Выбрать главу

Вновь завернув жалкие останки, вернее прах «листка веры», она осторожно развернула другую бумажку:

— Взгляните, а вот прядь волос моей бабуси… той старушки, которой я скрасила последние годы ее жизни и которая в минуту кончины так нежно благословила меня… Белые, как снег, и блестят, как серебро… Бедная, любимая старушка! Она всегда называла меня Антосей!

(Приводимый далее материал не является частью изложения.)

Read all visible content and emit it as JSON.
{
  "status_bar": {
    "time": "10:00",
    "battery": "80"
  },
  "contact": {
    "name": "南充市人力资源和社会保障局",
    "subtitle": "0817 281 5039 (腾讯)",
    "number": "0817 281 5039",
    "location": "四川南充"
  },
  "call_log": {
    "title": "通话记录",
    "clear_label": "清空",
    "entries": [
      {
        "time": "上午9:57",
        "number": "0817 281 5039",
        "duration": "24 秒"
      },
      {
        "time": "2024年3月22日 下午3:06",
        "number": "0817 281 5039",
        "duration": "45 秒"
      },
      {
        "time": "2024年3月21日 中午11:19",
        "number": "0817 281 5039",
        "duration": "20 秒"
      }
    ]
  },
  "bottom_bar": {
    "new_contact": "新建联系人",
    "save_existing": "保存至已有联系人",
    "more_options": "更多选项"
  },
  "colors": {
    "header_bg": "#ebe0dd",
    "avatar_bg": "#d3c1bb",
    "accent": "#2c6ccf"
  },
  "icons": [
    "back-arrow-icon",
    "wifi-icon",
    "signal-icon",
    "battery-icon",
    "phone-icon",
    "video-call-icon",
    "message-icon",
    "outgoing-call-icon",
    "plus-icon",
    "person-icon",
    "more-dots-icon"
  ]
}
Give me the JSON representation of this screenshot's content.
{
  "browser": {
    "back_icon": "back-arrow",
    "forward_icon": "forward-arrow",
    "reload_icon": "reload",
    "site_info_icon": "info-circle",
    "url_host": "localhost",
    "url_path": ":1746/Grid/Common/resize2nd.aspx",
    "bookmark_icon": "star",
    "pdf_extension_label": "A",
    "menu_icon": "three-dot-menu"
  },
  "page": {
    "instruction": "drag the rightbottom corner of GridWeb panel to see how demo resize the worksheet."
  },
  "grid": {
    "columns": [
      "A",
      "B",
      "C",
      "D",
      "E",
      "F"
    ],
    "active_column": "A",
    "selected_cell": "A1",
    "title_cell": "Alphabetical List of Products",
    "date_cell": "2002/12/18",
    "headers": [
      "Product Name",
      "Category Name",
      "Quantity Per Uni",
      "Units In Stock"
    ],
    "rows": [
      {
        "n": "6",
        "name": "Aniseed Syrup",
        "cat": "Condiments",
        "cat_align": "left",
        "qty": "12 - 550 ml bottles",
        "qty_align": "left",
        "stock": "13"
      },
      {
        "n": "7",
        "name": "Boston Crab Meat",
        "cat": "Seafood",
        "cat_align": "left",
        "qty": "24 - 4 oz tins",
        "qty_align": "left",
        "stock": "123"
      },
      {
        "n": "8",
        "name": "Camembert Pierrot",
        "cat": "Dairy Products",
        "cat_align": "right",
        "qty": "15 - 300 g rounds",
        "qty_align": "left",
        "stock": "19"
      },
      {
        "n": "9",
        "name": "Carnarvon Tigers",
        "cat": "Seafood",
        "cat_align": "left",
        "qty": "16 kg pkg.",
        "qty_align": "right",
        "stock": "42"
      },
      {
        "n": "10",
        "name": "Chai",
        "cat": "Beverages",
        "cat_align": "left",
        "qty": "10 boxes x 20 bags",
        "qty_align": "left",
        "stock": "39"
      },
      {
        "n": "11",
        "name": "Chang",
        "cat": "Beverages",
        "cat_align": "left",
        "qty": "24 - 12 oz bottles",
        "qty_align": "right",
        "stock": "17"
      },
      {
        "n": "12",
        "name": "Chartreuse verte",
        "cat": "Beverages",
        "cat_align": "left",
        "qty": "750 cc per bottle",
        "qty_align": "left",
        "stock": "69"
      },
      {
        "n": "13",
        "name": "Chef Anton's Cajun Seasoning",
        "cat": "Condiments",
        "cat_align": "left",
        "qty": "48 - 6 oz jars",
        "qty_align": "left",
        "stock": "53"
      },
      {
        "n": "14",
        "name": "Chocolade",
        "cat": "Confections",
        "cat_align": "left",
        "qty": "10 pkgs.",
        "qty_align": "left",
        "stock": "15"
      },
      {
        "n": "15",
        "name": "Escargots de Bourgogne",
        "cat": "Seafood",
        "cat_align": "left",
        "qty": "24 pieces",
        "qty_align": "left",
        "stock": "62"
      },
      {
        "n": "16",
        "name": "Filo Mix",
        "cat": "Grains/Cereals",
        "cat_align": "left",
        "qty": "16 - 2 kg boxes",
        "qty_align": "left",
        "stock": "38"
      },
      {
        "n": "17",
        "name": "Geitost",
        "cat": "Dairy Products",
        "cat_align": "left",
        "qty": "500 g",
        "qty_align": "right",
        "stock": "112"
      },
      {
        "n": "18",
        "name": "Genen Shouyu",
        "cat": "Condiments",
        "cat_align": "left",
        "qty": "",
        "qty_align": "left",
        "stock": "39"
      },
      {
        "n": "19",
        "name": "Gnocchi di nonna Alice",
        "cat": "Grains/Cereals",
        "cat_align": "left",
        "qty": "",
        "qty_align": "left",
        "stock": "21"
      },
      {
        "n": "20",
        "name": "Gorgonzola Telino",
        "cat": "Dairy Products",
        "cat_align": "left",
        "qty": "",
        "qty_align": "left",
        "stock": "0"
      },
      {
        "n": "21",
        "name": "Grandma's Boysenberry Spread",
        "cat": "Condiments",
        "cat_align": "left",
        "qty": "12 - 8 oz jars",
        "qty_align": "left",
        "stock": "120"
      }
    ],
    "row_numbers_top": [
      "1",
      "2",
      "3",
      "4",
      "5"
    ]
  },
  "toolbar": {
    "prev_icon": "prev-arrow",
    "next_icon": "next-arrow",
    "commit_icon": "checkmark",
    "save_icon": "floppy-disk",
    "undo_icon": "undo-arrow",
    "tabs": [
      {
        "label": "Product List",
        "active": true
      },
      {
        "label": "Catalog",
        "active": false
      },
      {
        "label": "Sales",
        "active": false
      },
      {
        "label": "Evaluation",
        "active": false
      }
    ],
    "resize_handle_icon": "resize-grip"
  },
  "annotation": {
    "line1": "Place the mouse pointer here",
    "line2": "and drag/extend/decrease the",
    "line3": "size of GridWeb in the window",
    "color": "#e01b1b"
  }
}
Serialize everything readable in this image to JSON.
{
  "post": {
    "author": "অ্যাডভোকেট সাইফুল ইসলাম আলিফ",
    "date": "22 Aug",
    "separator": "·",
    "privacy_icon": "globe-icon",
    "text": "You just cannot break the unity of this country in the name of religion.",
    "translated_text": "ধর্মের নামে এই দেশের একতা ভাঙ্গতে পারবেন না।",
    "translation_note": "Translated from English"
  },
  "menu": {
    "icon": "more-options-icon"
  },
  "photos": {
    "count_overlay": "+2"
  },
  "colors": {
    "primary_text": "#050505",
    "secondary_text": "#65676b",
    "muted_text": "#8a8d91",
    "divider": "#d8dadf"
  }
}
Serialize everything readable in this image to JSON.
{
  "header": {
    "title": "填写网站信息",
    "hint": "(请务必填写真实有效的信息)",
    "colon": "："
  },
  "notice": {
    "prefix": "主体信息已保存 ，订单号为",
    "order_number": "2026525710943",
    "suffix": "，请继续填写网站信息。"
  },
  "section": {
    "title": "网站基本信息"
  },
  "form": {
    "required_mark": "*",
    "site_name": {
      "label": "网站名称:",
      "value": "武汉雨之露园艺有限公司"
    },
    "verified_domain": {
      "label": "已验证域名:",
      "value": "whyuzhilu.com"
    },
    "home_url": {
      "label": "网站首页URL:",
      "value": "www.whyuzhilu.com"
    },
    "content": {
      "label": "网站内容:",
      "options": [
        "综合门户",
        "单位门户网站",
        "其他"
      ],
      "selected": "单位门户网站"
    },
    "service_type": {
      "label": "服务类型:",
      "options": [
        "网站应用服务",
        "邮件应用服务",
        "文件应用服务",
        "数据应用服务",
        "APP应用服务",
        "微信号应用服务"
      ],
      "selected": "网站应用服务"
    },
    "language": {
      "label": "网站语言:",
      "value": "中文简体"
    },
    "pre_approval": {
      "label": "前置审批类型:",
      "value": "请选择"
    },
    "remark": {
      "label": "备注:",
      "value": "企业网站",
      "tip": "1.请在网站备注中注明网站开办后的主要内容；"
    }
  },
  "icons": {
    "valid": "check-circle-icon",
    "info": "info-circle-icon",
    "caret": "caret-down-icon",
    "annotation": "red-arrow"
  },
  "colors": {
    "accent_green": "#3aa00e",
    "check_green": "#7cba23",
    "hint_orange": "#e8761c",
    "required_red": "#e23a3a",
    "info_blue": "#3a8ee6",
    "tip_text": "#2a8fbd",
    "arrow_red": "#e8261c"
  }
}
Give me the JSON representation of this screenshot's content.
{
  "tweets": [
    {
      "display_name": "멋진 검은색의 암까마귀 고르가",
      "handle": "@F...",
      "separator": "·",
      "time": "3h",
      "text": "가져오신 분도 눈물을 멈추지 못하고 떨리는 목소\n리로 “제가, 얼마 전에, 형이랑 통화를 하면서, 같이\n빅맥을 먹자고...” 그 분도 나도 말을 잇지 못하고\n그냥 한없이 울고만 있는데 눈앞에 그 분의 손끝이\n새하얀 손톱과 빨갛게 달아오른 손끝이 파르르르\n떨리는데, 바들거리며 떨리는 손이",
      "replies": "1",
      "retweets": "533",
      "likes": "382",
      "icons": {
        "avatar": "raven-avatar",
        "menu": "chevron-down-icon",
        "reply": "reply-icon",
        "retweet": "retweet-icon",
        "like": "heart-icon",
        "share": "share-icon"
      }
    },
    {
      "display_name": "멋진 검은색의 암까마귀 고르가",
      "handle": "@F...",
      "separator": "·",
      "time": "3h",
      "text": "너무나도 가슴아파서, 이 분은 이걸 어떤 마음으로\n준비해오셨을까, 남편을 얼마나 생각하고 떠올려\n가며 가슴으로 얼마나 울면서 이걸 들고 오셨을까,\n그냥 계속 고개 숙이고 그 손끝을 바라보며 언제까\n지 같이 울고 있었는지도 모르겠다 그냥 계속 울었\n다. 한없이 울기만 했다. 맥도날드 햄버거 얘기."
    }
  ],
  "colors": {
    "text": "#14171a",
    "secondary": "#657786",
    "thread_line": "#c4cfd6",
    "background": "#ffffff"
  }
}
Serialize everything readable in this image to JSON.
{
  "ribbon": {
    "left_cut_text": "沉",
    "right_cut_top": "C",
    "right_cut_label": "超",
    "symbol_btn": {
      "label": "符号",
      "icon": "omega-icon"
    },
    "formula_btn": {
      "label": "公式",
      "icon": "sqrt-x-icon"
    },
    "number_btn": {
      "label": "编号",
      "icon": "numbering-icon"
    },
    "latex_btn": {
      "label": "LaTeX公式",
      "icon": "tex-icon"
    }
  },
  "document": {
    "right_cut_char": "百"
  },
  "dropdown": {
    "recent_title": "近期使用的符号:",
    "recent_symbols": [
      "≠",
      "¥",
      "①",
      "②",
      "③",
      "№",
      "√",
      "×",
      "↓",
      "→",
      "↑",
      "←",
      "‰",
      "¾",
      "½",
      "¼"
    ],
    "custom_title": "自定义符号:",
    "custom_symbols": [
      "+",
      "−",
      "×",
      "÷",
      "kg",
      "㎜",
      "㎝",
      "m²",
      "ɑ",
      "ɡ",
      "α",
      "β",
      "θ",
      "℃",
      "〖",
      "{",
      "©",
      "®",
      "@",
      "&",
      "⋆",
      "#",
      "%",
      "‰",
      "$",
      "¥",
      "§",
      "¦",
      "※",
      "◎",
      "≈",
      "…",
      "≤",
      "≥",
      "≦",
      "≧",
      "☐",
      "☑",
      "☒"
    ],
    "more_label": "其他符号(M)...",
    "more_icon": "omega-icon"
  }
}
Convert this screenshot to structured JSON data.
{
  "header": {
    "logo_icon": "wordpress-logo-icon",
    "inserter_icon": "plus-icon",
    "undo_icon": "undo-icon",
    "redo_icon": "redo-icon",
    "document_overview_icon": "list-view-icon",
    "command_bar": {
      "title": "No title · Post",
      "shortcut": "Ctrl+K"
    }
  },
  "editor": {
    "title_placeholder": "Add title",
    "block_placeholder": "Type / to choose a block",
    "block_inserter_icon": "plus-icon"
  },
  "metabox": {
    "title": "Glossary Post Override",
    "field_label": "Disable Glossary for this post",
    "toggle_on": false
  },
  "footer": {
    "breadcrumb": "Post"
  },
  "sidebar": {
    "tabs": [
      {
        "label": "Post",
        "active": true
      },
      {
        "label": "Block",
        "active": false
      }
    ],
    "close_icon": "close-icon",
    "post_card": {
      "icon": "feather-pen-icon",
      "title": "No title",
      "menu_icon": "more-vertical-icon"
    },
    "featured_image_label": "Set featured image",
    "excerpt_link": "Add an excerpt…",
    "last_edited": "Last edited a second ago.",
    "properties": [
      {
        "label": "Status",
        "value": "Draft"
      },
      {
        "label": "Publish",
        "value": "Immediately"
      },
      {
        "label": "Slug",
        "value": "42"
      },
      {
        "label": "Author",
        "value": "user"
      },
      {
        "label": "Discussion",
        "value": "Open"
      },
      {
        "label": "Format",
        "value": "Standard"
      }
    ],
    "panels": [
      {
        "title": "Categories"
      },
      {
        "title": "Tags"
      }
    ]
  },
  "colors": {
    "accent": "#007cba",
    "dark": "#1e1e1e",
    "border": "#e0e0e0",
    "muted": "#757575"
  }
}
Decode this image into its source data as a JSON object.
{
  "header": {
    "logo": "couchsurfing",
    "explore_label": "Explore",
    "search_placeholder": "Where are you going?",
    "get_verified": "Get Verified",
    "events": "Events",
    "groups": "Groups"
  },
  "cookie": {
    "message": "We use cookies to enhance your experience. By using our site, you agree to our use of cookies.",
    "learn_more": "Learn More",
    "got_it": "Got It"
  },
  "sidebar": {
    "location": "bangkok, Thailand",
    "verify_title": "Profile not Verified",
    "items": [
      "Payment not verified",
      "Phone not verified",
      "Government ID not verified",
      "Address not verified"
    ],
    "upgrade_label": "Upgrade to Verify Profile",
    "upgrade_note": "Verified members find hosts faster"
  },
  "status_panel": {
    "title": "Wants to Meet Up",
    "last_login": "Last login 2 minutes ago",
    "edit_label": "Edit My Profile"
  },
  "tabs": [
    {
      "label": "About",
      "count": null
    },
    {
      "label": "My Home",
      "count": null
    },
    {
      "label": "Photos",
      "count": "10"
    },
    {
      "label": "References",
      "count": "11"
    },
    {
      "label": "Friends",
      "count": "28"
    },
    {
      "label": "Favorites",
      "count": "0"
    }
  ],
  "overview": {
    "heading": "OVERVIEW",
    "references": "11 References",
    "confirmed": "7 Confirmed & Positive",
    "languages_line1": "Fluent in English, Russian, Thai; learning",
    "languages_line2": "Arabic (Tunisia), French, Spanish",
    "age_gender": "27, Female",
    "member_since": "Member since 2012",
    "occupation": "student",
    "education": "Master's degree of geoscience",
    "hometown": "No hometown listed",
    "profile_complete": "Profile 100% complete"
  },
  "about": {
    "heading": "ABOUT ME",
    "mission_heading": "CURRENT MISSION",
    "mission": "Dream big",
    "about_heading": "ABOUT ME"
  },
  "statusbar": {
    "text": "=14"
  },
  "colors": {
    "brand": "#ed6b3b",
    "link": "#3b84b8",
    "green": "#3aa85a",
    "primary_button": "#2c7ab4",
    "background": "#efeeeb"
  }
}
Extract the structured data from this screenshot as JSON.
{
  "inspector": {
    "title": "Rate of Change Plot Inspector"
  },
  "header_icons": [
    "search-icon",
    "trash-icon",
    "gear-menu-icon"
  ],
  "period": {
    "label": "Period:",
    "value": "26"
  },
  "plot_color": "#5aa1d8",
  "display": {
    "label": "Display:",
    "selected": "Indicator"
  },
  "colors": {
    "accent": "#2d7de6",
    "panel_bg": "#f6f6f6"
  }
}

Но вот ее слегка дрожавшие пальцы нащупали в шкатулке какой-то предмет. С минуту она не решалась показать его. Мне почудилось, что легкий, еле заметный румянец выступил на мгновение на ее морщинистом лице. Наконец, в руках у нее появилась фотография. Протягивая ее мне, она прошептала:

— Это он!

Она опустила глаза и долго молчала.

На выцветшей и почти стершейся фотографии можно было разглядеть лицо молодого мужчины, не красивое, но и не уродливое, впрочем карточка уже настолько поблекла, что трудно было составить себе о нем ясное представление.

Пока я рассматривала фотографию, панна Антонина, не поднимая глаз, прошептала:

— Видите ли, пани, у каждого человека в прошлом была поэзия. Была она и у меня. То было лишь мгновение… искрой вспыхнуло, розой расцвело оно на моем пути… Помню… летние зорьки в красивом саду… осенние вечера у камелька… Мне кажется, что он любил меня по-настоящему. А может быть, и нет? Откуда мне знать… Все миновало! И как давно это было… давно… давным-давно!..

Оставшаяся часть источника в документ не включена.